Le milieu divin prend pour nous le parfum et les traits définis que nous désirions. Nous y reconnaissons une omniprésence qui agit sur nous en nous assimilant à soi, dans l’unité du Corps du Christ. Par suite de l’Incarnation, l’immensité divine s’est transformée pour nous en omniprésence de christification. Pour être monté aux cieux après être descendu jusqu’aux enfers, Jésus, vous avez tellement rempli l’univers en tous sens, qu’il nous est désormais bienheureusement impossible de sortir de Vous. « Où irais-je loin de ton esprit, où fuirais-je loin de ta face ?» J’en suis bien sûr maintenant : ni la vie, dont les progrès augmentent la prise que vous avez sur moi ; ni la mort qui me jette entre vos Mains ; ni les puissances spirituelles, bonnes ou mauvaises, qui sont vos instruments vivants ; ni les énergies de la Matière où vous êtes plongé ; ni les irréversibles flots de la durée, dont vous contrôlez, en dernier ressort, le rythme et l’écoulement ; ni les insondables profondeurs de l’espace, qui mesurent votre Grandeur, rien de tout cela ne pourra me séparer de votre amour substantiel, puisque tout cela n’est que le voile, les « espèces » sous lesquelles vous me prenez pour que je puisse vous prendre.

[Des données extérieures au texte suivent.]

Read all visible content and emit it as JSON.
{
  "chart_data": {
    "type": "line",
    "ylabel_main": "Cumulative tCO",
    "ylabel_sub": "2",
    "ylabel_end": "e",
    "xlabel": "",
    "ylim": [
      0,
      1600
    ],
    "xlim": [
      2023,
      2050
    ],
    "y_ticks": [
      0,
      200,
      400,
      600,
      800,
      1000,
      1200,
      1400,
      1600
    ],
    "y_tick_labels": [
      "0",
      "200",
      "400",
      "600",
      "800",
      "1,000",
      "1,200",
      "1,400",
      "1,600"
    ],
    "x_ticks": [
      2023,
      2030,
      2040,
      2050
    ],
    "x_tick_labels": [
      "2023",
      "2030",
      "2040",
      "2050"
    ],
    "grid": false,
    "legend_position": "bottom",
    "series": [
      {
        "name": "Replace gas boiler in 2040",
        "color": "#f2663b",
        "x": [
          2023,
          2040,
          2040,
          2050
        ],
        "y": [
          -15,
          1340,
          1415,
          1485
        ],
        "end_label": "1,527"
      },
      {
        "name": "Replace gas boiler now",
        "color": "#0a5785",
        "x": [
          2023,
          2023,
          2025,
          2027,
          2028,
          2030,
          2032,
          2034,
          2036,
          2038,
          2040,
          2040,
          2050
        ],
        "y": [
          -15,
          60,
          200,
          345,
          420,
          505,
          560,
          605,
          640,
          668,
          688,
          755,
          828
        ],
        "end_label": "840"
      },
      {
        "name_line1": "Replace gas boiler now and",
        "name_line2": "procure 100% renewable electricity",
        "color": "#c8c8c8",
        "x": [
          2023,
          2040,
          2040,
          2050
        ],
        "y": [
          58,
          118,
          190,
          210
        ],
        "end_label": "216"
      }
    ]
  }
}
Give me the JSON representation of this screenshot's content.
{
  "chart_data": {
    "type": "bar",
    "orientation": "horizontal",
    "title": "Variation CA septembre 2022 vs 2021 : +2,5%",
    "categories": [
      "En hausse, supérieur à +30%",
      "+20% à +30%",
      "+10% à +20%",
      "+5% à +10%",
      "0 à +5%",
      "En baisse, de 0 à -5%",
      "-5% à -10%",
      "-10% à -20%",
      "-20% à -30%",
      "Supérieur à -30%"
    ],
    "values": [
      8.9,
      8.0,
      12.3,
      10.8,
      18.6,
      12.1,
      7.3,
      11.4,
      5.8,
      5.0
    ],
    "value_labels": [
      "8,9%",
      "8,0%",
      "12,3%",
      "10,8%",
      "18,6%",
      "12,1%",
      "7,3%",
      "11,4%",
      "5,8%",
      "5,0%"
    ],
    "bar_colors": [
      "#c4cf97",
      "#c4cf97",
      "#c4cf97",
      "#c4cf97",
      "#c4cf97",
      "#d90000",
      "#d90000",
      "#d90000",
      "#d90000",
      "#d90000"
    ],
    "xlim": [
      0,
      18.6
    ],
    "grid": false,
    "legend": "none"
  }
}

Ô Seigneur ! Encore une fois, quelle est la plus précieuse de ces deux béatitudes : que toutes choses me soient un contact avec vous ? Ou que vous me soyez si « universel » que je puisse vous subir et vous saisir en toute créature ?
Parfois, on s’imagine vous rendre plus attrayant à mes yeux, en exaltant d’une manière presque exclusive les attraits, les bontés de votre figure humaine d’autrefois. Vraiment, Seigneur, si je voulais seulement chérir un homme, ne me tournerais-je pas vers ceux que vous m’avez donnés dans la séduction de leur floraison présente ? Des mères, des frères, des amis, des sœurs, n’en avons-nous pas d’irrésistiblement aimables autour de nous ? Qu’irions-nous demander à la Judée d’il y a deux mille ans ? Non, ce que j’appelle, comme tout être, du cri de toute ma vie, et même de toute ma passion terrestre, c’est bien autre chose qu’un semblable à chérir : c’est un Dieu à adorer.
Oh ! Adorer, c’est-à-dire se perdre dans l’insondable, se plonger dans l’inépuisable, se pacifier dans l’incorruptible, s’absorber dans l’immensité définie, s’offrir au Feu et à la Transparence, s’anéantir consciemment et volontairement, à mesure qu’on prend davantage conscience de soi, se donner à fond à ce qui est sans fond ! Qui pourrions-nous adorer ? Plus l’homme deviendra homme, plus il sera en proie au besoin, à un besoin toujours plus explicite, plus raffiné, plus luxueux, d’adorer.
Ô Jésus, déchirez les nues de votre éclair ! Montrez-vous à nous comme le Fort, l’Étincelant, le Ressuscité ! Soyez pour nous le Pantocrator qui occupait, dans les vieilles basiliques, la pleine solitude des coupoles ! Pour que nous vainquions avec Vous le Monde, apparaissez-nous enveloppé de la Gloire du Monde.